On the opposite end, student users were unable to access their instructor’s lecture notes, homework and online announcements. Sue Roy, sophomore in LAS, has four classes that use the Compass online interface.
“I usually check it in the afternoon to see what teachers have posted,” Roy said.
The Compass Web site went offline at approximately 10:30 a.m. Monday, and technicians first attempted to reboot the server. Monday evening, while rebooting the database server used for the Web site, technicians discovered that specific hardware had failed and needed to be replaced.
As of press time, Arvan said new equipment was being introduced and a re-installation of the front-end of the Compass service was underway.
“Hopefully, the server will be working soon,” Arvan said. “The technicians are working very hard on this right now.”

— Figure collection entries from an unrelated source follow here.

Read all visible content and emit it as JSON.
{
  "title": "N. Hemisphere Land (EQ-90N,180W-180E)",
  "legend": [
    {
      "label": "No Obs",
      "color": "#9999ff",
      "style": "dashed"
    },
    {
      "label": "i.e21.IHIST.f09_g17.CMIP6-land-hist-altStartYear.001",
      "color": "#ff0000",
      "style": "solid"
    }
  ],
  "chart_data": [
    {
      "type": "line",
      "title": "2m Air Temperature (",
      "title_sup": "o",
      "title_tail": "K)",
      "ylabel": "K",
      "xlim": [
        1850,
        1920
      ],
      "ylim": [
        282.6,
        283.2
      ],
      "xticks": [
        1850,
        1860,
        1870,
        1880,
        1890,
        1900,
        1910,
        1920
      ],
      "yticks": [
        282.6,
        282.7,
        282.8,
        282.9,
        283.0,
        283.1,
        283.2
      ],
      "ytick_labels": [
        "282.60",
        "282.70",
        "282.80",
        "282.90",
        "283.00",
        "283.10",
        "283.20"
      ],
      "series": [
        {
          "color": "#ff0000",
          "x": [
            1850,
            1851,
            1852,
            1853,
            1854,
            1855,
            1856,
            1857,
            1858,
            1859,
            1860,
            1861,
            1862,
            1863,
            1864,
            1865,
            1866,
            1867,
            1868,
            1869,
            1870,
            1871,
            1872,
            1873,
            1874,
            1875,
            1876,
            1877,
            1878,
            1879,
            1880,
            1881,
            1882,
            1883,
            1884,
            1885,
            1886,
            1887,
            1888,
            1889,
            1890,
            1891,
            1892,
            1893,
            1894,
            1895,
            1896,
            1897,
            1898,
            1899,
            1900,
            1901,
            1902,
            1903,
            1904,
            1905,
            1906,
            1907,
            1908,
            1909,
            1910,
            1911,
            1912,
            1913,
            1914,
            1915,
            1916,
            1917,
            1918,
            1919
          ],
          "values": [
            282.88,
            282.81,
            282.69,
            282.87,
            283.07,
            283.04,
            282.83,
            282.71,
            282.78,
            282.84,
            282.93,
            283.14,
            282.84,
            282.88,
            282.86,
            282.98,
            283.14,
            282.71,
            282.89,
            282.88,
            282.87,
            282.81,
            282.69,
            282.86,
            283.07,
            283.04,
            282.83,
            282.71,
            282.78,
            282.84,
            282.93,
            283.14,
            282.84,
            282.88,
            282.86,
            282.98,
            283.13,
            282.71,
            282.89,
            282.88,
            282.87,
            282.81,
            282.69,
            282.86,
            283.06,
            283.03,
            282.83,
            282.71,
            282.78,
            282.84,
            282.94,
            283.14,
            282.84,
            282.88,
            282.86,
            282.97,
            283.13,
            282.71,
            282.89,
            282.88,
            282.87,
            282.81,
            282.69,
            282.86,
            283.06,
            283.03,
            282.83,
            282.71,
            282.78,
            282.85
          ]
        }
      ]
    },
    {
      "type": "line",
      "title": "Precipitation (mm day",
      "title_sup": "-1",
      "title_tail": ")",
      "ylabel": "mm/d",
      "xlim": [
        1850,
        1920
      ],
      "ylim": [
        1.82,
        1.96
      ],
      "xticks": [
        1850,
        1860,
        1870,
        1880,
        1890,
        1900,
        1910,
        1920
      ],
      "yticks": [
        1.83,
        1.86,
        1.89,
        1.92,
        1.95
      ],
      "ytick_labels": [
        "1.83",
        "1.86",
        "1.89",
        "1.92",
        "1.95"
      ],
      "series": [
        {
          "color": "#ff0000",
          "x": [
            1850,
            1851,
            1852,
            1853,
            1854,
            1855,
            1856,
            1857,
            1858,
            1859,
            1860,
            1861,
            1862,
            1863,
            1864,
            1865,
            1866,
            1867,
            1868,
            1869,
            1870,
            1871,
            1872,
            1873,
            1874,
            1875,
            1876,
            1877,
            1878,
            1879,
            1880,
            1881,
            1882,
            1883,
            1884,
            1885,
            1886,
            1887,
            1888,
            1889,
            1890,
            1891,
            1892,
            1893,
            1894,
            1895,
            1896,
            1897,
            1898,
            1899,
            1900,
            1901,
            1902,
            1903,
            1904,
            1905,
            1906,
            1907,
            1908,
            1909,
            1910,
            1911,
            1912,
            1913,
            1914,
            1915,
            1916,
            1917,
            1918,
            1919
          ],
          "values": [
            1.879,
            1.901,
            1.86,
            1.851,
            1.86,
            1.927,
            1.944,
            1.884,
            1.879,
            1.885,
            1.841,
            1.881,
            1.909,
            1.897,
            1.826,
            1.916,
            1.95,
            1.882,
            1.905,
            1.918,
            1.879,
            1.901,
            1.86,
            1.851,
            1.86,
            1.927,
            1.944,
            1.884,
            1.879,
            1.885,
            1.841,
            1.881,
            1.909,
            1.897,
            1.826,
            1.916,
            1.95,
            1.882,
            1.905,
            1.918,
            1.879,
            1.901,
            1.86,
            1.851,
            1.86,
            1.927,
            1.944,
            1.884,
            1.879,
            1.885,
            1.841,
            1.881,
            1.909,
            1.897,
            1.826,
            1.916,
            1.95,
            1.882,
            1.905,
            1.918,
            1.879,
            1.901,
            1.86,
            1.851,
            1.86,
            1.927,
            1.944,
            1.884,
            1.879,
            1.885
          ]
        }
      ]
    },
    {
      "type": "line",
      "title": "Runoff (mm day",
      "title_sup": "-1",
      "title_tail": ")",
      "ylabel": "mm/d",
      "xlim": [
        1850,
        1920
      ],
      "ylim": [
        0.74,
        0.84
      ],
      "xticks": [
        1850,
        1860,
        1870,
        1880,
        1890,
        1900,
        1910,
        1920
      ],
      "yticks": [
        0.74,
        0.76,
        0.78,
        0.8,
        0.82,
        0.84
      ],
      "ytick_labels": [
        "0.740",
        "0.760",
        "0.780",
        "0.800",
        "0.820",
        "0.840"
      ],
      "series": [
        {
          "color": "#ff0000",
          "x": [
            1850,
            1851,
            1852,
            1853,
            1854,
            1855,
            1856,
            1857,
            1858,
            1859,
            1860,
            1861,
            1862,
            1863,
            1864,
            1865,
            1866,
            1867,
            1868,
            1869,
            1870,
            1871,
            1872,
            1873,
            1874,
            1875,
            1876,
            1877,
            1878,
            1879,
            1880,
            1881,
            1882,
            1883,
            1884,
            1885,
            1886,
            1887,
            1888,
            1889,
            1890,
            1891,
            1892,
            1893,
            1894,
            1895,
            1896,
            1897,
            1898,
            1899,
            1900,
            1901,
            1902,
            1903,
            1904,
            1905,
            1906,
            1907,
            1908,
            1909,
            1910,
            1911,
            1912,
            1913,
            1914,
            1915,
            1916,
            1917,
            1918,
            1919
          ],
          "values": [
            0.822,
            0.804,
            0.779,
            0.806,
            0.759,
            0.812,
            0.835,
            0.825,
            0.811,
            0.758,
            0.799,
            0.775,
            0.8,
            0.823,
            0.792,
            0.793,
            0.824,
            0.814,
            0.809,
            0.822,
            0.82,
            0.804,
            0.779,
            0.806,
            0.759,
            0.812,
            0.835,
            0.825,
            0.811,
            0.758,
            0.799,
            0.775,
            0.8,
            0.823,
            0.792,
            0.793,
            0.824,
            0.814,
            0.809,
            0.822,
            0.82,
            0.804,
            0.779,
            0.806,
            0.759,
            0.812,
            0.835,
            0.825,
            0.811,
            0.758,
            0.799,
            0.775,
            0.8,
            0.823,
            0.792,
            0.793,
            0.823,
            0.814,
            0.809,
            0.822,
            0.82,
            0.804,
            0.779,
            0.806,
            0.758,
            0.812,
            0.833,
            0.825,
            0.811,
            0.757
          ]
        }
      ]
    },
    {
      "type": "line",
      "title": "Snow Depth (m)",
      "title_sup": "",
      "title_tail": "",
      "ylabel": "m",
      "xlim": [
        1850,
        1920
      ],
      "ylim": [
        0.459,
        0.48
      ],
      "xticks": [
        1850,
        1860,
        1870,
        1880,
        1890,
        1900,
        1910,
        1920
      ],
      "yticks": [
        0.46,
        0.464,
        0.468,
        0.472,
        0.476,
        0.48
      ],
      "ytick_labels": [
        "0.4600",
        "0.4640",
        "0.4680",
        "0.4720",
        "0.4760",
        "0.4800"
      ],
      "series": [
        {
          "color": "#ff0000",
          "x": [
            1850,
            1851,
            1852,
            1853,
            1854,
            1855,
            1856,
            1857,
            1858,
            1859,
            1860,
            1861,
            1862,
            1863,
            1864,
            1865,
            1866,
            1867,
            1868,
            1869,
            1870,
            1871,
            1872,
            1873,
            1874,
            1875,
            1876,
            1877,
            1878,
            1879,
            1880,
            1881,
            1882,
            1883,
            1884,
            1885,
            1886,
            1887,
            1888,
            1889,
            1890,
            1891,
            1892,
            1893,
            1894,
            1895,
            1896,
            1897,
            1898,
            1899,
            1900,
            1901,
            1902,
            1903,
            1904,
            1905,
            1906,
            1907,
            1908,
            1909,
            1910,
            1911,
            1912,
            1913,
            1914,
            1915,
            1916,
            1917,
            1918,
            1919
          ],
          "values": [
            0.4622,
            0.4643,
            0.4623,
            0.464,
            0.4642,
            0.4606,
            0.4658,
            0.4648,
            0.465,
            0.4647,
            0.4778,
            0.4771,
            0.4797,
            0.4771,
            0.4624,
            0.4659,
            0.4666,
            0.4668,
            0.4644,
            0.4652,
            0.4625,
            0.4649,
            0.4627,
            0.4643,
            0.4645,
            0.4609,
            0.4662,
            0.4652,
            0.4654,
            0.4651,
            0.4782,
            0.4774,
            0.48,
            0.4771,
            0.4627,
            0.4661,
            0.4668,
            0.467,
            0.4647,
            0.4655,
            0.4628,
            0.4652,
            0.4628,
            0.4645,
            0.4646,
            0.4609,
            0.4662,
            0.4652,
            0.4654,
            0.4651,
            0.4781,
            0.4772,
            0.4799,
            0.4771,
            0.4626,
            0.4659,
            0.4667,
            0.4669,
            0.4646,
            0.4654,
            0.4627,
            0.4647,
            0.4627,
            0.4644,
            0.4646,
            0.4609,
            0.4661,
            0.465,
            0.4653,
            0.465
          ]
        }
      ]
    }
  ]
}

Currently, the exact cause of the hardware failure is unknown and will be addressed in a post-mortem evaluation of the downtime, but the current priorities are to resume service to the campus, Arvan said.
The Illinois Compass online service comes from the Lynnfield, Mass., vendor WebCT, Inc. and their software WebCT Vista. In June 2003, the University selected WebCT Vista’s software to be customized for the Illinois Compass academic enterprise system and streamline online course materials.
“The reason for doing this was that we were in multiple systems,” Arvan said. “We were looking for the most efficient way to handle that growth.”